Suspended CEO of Botswana supermarket chain confident of vindication


Choppies did not say why it suspended Ramachandran Ottapathu, but the move comes as legal and forensic investigations take place at the company.

The suspended chief executive of Botswana supermarket chain Choppies says he is disappointed  by the board’s decision and is confident he will be vindicated of any wrongdoing.

In a statement late on Wednesday, Ramachandran Ottapathu said the suspension announced on Tuesday was a consequence of personal differences with some members of the board and retaliation for his proposal to introduce a much-needed governance change within Choppies and the board itself.

Choppies, which also has stores in Zimbabwe and South Africa and has a second listing on the Johannesburg stock exchange, did not say why it suspended Ottapathu, but the move comes as legal and forensic investigations take place at the company.

Trading in Choppies’ shares is currently suspended on both the Botswana and Johannesburg stock exchanges after auditors refused to sign the company financial statements until investigations were completed.

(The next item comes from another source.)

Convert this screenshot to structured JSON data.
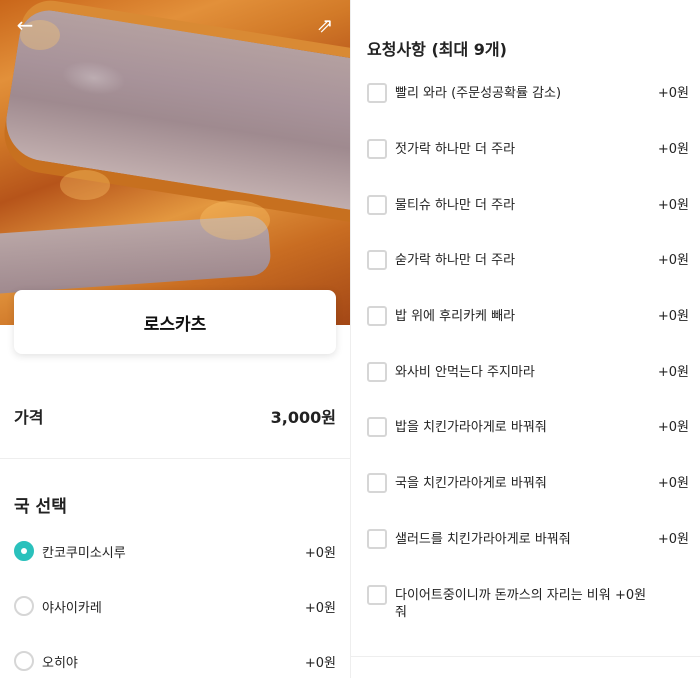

In his statement, Ottapathu, a joint founder and major shareholder of Choppies, said he remained committed to getting the business back to where it should be for the benefit of shareholders, staff, creditors and the business community in all the countries where it operated.

He said he had been accused of entering into certain transactions without properly disclosing them to the board, but no evidence had been provided.

“I feel strongly that all my actions have been in the best interest of the Company and never considered any of my actions to be reckless or without the knowledge of the board,” he said.

“These transactions are the subject of a forensic and legal review by Choppies’ lawyers and consultants. I have been, and continue to be, fully supportive of this process and will continue to participate to the best of my ability to ensure this process is completed.”

“I record that I did not make any personal financial gain from any of the impugned transactions,” Ottapathu added.